The wellbeing of the turtles and their hatchlings depends on delicate circumstances. Therefore, it’s best to visit the Lara Bay Turtle Conservation Station as part of a tour with an experienced guide. The turtle station is home to Caretta Caretta and Green Turtles. As the species is at a threat of getting extinct, the conservation station in Cyprus has kept their conservation in priority. The conservation center is extremely informative.
Lara Bay Turtle Conservation is a must for nature and animal lovers. If you plan on spending a few hours at the beach, bring water and snacks.

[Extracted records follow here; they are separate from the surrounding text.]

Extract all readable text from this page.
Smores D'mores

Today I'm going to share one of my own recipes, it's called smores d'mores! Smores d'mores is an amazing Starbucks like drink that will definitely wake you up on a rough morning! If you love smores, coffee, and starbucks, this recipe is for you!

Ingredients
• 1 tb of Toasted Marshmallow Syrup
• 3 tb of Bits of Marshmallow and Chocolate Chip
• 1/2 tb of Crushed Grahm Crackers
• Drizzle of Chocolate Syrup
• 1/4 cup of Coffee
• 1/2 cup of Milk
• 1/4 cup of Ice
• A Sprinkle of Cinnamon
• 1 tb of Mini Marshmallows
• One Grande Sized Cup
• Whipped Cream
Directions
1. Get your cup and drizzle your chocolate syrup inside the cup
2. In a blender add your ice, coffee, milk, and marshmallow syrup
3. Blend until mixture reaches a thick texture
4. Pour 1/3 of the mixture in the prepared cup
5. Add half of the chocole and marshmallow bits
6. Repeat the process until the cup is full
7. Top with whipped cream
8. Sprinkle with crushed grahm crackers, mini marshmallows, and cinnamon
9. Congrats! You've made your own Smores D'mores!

Unfortunately, neither the conservation station nor the beach is wheelchair friendly since rocks, sand and uneven surfaces make access difficult.
Lara Bay Turtle Conservation Station is on Lara Beach, about 17 miles (27 kilometers) north of Pafos. The access road to Lara Beach is rough and unpaved; it’s best suited to travelers with a four-wheel drive.
Egg-laying season usually lasts from May to August. This is the best time to go since you’ll have a higher chance of seeing newly hatched turtles in the conservatory’s water tanks.
Wildlife thrives on the remote and undeveloped Lara Beach, and turtles aren’t the only species you might find. You may also see wild rabbits, foxes and various reptiles, goats, as well as mouflons, a kind of wild sheep that can only be found in Cyprus. Nearer the shore, you may even spot seals, which are known to frequent the nearby sea caves.